Eduardo Maldonado García, presidente municipal de San Felipe Torres Mochas, durante entrevista con Zona Franca, desde la comunidad de San Bartolo de Berrios, detalló que el fin de semana se registraron 32 movimientos tectónicos de los cuales 3 fueron sismos de mayor impacto y el resto réplicas que fueron percibidas por los habitantes de este municipio.

“La gente se asustó mucho sobre todo por el hecho de que nunca se había presentado un movimiento de este tipo de naturaleza en toda esta región”, comentó el alcalde Eduardo sobre el enjambre sísmico que sacudió el país durante los últimos días.

Maldonado García explicó que el municipio de San Felipe, se encuentra entre dos grandes cordilleras, una en el poniente y otra en el oriente que se extiende a un bajío que denominan Valle de Jaral, en aproximadamente 150 kilómetros hasta llegar al estado vecino de San Luis Potosí.

Foto: Enrique García

“Todo este terreno es donde más se ha sentido este movimiento. Afortunadamente hemos asimilado los movimientos de estos días, algunos de forma más consecutiva pero de menor impacto”, dijo Eduardo sobre los sismos registrados entre los límites de Guanajuato y de San Luis Potosí.

El alcalde de la cabecera municipal, detalló que ya hay dos geólogos realizando investigaciones y que hay todo un equipo muy capacitado que se encuentra desplegado y monitoreando San Felipe para atender alguna situación sísmica.

Huyen por temor a ser inundados

La noche del domingo, casi 20 mil personas huyeron del poblado de San Bartolo de Berrios, ubicado en la carretera San Felipe-Villa de Reyes, debido a la información falsa sobre la supuesta ruptura de presas y a causa del miedo que generan los sismos, generando un impacto muy fuerte en la población.

Ante esta situación, el alcalde de San Felipe, señaló que durante los últimos días han monitoreado las presas y afortunadamente los cuerpos de agua se encuentran en buen estado y hasta el momento no representan ningún riesgo a la población.

“Desafortunadamente el día domingo una nota falsa de un habitante de la comunidad donde mal informaba a la población asegurando que se había roto una compuerta de las presas, se desató un caos muy grande e inmediatamente nos dimos a la tarea de desmentir esa situación en las inmediaciones del río más grande que existe en la región al corroborar que la presa no tenía daños”, comentó el presidente municipal.

Los habitantes del poblado San Bartolo de Berrios, no lo pensaron dos veces cuando escucharon que la presa se había desbordado, debido al antecedente de hace aproximadamente 50 años, cuando la localidad quedó inundada por el cuerpo de agua cuya capacidad actual supera el 100 por ciento.

“En la década de los setenta, se reventó una presa similar y el río se desbordó, inundando la población más grande de San Felipe y al estar inundada ahí hubo muchos destrozos materiales y pérdidas humanas.

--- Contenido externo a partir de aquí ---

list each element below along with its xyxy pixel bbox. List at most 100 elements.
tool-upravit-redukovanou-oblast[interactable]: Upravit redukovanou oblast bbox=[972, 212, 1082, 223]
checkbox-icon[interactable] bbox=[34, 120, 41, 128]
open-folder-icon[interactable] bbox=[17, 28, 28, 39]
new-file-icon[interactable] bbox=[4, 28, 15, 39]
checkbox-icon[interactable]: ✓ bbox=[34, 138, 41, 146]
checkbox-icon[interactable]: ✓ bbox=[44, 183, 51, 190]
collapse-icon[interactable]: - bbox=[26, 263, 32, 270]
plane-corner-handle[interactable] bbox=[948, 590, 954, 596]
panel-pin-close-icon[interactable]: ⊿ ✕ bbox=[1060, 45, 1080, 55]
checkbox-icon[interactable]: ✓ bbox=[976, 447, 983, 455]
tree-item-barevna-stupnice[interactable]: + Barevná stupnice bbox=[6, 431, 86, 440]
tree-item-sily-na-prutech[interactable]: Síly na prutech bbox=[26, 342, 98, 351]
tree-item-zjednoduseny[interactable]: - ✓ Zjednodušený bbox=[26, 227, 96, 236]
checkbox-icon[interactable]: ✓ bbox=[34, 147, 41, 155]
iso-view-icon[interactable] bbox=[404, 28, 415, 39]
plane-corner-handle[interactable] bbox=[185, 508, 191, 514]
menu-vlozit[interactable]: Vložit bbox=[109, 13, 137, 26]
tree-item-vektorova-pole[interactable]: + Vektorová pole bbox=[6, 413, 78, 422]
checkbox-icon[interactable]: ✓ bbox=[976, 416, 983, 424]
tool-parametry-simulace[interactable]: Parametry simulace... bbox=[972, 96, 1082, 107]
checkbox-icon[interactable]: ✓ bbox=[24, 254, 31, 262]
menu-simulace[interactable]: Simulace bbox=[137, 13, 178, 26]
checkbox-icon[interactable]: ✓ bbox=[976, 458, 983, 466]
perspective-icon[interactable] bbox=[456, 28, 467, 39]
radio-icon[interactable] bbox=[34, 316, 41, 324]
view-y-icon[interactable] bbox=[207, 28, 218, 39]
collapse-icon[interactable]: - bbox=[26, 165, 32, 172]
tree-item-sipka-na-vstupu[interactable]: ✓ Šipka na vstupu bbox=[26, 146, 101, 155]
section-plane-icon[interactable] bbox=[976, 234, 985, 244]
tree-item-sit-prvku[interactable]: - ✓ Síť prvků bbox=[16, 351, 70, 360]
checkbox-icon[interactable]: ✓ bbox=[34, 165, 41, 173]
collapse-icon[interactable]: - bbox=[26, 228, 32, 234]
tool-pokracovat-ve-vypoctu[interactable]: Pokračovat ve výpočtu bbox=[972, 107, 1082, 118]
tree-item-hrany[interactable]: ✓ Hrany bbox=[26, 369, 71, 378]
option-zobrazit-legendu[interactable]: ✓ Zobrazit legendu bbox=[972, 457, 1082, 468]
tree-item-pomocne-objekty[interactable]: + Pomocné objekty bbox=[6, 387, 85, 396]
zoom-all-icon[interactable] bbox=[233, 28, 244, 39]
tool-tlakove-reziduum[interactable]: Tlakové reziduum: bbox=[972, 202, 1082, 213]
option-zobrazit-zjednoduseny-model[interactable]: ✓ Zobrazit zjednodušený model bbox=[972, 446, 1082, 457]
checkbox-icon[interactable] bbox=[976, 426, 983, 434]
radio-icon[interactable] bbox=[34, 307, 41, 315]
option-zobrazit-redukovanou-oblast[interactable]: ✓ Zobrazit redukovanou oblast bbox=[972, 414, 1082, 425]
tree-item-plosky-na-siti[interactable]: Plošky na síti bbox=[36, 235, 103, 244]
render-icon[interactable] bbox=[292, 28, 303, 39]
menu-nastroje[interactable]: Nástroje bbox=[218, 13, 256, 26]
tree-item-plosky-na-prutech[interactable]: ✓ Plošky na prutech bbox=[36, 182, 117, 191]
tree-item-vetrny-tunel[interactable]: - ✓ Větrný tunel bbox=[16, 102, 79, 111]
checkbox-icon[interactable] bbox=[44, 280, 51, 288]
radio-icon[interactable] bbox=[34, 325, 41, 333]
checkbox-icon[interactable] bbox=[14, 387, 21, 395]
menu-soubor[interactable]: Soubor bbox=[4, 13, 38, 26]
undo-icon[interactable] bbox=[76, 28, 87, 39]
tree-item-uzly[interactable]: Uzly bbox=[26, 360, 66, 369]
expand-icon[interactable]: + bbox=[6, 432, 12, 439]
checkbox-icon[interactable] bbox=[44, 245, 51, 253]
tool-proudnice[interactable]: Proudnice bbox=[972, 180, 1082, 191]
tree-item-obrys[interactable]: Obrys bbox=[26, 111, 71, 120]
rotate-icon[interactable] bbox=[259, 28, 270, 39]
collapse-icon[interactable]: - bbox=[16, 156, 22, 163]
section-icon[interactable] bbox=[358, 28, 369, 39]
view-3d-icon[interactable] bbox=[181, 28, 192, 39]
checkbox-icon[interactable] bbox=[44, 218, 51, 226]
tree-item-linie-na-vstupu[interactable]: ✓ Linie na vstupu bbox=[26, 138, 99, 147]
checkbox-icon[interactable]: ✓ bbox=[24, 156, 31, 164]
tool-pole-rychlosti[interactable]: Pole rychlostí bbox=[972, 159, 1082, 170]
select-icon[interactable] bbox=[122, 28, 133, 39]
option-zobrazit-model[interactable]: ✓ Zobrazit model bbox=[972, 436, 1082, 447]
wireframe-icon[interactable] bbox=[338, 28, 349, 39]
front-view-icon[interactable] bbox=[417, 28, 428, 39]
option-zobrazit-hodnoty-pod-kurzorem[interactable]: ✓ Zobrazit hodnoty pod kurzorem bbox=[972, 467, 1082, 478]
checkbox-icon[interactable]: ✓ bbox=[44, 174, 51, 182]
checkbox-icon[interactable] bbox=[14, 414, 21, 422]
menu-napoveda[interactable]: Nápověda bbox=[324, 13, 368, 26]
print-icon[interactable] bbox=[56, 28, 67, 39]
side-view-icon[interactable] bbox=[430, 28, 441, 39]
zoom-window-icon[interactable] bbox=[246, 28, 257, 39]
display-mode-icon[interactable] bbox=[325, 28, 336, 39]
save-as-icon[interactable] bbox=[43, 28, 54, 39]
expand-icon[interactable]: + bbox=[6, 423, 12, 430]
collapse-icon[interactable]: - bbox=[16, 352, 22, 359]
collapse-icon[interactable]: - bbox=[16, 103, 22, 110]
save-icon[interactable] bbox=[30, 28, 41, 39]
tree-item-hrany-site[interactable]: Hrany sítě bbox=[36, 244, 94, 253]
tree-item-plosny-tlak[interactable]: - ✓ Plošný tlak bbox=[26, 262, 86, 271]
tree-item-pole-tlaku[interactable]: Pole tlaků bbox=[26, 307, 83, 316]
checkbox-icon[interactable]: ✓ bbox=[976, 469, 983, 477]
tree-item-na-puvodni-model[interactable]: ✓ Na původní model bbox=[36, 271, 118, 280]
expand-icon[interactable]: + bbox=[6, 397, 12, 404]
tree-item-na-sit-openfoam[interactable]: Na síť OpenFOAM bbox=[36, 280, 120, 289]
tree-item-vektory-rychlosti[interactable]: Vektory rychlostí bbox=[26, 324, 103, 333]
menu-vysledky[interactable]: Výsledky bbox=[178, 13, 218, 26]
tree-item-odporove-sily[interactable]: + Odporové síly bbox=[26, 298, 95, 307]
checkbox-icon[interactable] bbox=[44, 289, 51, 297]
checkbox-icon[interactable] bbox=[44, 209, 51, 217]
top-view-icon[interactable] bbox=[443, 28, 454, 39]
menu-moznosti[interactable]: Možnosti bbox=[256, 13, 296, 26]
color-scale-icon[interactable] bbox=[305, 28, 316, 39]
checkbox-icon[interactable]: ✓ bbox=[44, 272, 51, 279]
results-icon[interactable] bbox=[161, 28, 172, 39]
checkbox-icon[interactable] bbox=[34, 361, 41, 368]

Todavía hay personas que les tocó vivir de cerca esta situación y por consecuencia llegó a la conciencia colectiva el impacto que esto significa”, dijo Eduardo Maldonado.

Los habitantes que transitan por el río, lo hacen con toda seguridad, pues a pesar de que lleva el agua excedente de la presa, no se ha reventado y muchos de sus habitantes pasan sobre el en autos, camionetas y hasta maquinaria.

Eduardo Maldonado, no descarta que durante los siguientes días el municipio sea epicentro de un nuevo sismo, por lo que pidió a la población de San Felipe y de municipios vecinos, el guardar y mantener la calma y mantenerse informado a través de los medios oficiales para evitar repercusión en una nota falsa.

Jaral de Berrios, zona de daños

La comunidad de Jaral de Berrios, ubicada a 38 kilómetros de San Felipe, fue escenario de los primeros estragos que dejaron algunos de los sismos del fin de semana.

En la comunidad, sus habitantes narran con asombro el testimonio de lo que uno no puede contar hasta que no vive en carne propia un sismo.

Foto: Enrique García

Más allá del despertar en la madrugada por el sismo, los habitantes de Jaral de Berrios, salieron a la plaza principal y ahí encontraron los primeros estragos más visibles.

En la Hacienda de Jaral de Berrio, se presentaron las afectaciones en un monumento de cantera, donde la cabeza de un monje se cayó y dañó al caerse por el movimiento sísmico.

La cabeza de piedra fue recuperada y quedó bajo resguardo. El alcalde señaló que un particular realizará la reparación en el monumento que data desde el año de 1890.